While some abilities, like supers, will carry over to this new system, others won’t, or will be reworked beyond recognition. “Some of our melees in some of these [existing] trees, and some of our passives were not as exciting,” Blackburn told Polygon. “Some of those it’s like ‘yeah, that’s OK [to lose],’ we knew that was a weak point in the tree anyway.”

The good news is that unlike when Stasis was added to Beyond Light, there won’t be an arduous, grindy questline to earn the new Fragment/Aspect versions of old abilities. Light subclasses will also be reworked throughout the year, beginning with Void, followed by Arc and Solar in subsequent seasons.

And while a new darkness subclass sadly isn’t in the cards for Witch Queen, Bungie has confirmed it is working on the next one. Maybe it will be ready in time for Light Fall, the expansion currently planned for 2023.

A ton of big and small raids are on the way

Raids and dungeons (shorter, three-person versions of raids) are the crown jewels of any new update. The Prophecy Dungeon was added over a year ago in Season of Arrivals and remains one of the most fun and rewarding things in the game. As Polygon’s Ryan Gilliam pointed out last week, perhaps the biggest news to recently come out of Bungie is that Destiny 2 is now set to get a new raid or dungeon every three months or so.

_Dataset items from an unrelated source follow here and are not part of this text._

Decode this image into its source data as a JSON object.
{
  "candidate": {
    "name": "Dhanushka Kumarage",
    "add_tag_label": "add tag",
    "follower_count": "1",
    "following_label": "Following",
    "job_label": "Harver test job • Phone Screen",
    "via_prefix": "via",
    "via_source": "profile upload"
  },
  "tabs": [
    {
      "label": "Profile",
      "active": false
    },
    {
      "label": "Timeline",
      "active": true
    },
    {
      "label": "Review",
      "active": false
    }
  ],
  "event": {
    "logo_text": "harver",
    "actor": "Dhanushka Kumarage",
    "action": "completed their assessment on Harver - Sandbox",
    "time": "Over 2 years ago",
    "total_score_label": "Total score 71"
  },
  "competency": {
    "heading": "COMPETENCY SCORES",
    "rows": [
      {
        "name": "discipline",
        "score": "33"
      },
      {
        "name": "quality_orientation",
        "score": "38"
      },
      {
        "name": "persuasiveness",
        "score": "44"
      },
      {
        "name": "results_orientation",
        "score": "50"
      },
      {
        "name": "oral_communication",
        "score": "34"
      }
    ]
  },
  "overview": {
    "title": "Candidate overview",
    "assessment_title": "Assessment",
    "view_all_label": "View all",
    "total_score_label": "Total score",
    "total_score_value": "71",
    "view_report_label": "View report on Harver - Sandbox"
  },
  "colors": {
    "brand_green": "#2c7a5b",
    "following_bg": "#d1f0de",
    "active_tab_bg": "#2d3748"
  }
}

This begins with a new dungeon coming in December as part of the Bungie 30th Anniversary pack. Two more are on the way during Year 5 which officially starts when Witch Queen goes live, along with a new raid based around the conflict with Savathûn. Bungie is also reworking an older raid that will come back during that period, similar to how Vault of Glass, the series’ very first raid, returned earlier this year with some new twists.

A blue and red hall inside one of the keeps in Savathûn's Throne World.

Image: Bungie

This new cadence will arrive alongside a more streamlined end-game activity rotation, Polygon recently reported. The goal will be to have the latest dungeon and raid, alongside one older version of those activities, reward the highest-power gear. It’s unclear if that means older raids and their gear will be officially rotated out of the game, as happened last year with Beyond Light, or simply relegated to the background but still available for diehards to continue running. One of the things currently keeping the Prophecy dungeon feel so fresh is the return of old Trials of the Nine gear which can only be farmed there.

What old Destiny raid will return during Witch Queen is also still under wraps, though Blackburn told PC Gamer it would be “a banger,” leading to speculation that it will either be King’s Fall or Wrath of the Machine. Polygon also hinted that special versions of raid gear including glowy armor could also potentially return from the first Destiny.

Witch Queen is only the halfway point

When it was originally revealed last summer, Bungie pitched The Witch Queen as the second act in a Destiny trilogy about the light and darkness kicking off with Beyond Light. Last week it announced it would be extending that saga with a fourth and final installment aiming for 2024 called The Final Shape. Why the change? Long story short: Bungie realized it couldn’t squeeze the story it wanted to tell into just one more expansion.

“It’s super important for us that this saga doesn’t feel like it just concluded in a single expansion,” Blackburn told PC Gamer. “You know, nice quick quick campaign and then on to the next thing. And so we’ve done a lot more work narratively than I think we ever have in plotting the roadmap and making sure we know how many things we need to get in place.”

The Final Shape will officially conclude the 10-year plan for Destiny from back when it launched, but of course the game will continue after that. Whether it will continue as part of Destiny 2 or in a sequel remains to be seen.